A year ago LeBron James came as close as anyone to dragging an entire franchise to a title by himself.
Monday night in Oakland, James had plenty of help.
The duo of James and Kyrie Irving both poured in 41 points — becoming the first pair of teammates to register 40 point performances in a championship game in league history — provided enough of a lift to ensure the Cavaliers would play at least one more home game.
“I think the main thing is that we were able to give ourselves another chance,” James said. “I had to come out and do some things to help us win that ballgame, and tonight was just another example of that. Understood the magnitude of this game. I knew how great of a team we were playing.”

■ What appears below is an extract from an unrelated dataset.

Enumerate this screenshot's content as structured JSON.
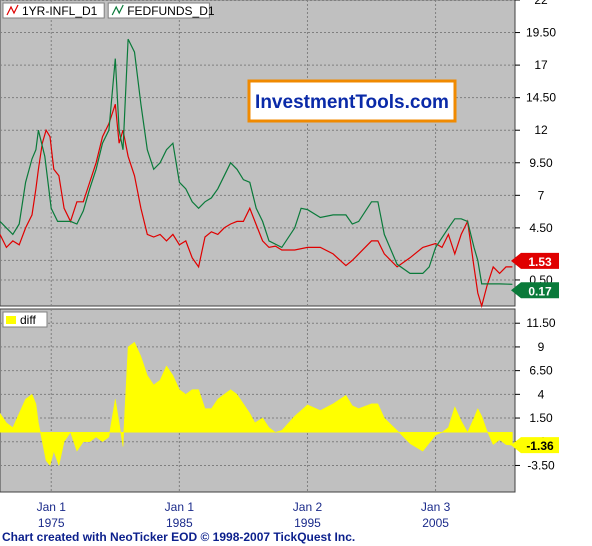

Cleveland ran out of opportunities following Game 6 during the 2015 NBA Finals, as James was forced to play without Irving or Kevin Love, as injuries kept them out the final five games of the series.
James drew plenty of criticism, not for his performance (as he became the first player ever to post the highest averages in scoring, rebounding and assists during an NBA Finals round) but for dubbing himself as the best player in the world, when Golden State guard Stephen Curry was crowned MVP.
His performance Monday night made the words James spoke a year ago ring true.
The 31-year-old thrived in the absence of Draymond Green, as the All-Star forward was suspended for the game after picking up his fourth flagrant foul of the post season late in the fourth quarter of Game 4, posting 16 rebounds, seven assists, three steals and three blocks along with his first 40-point outing of the 2016 post season.
To win their first title in 40 years, the Warriors needed to win three consecutive games.
For the Cavaliers to claim their first title in franchise history, they will not only have to replicate what Golden State did a year ago, but also make NBA history in the process.
No team has ever been able to erase a 3-1 series deficit in the NBA Finals and only two have even been able to force a Game 7, but with James playing at another level, with Irving there to join him, a comeback is within the realm of possibilities.
While James has been dominant, averaging 28 points, 12 rebounds, 8.0 assists, 2.4 steals and 2.0 blocks per game during the series, the effective play of Irving helped keep the season alive for Cleveland.
Irving has shaken off a slow start to the series, as he struggled in the first two games at Oracle Arena, he thrived against the first unanimous MVP in league history on his home floor.
Seemingly every shot Irving hoisted at the rim found its way through the net.
Irving connected on 17-of-24 attempts from the field, including 5-of-7 from 3-point range, as he tallied 41 points, six assists, three rebounds, two steals and a block.
“You’ve got a guy like this who is very special, it’s probably one of the greatest performances I’ve ever seen live,” James said. “To put on the show that he did, you just go out and follow the keys and play winning basketball, and we did that tonight.”
From every space on the floor, Irving was able to connect consistently. The 24-year-old shot 70.8 percent from the field, hit 71.4 percent of his shots from 3-point range and 100 percent at the foul line.
“To repeat a performance like this would definitely be tough, but whatever it takes to win,” Irving said. “We understand the magnitude of what Game 6 means for us at home, and we know that it will be an incredible level that they’re going to play at, and we have to play at an even better level.”
The former Duke star is outplaying Curry in the series, averaging 28.1 points, 4.6 assists, 3.4 rebounds and 2.4 steals per game, while Curry is posting 22.2 points, 5.4 rebounds, 4.6 assists and 0.8 steals a night.
At least for one night, the Cavaliers managed to silence their critics.
“We stopped caring about what everyone else said,” Irving said. “The value of both of us as well as the rest of the team and how we’re spacing is very important, and it just took a while to figure that out. But once we did, we just play our game and play basketball. That’s what it’s about.”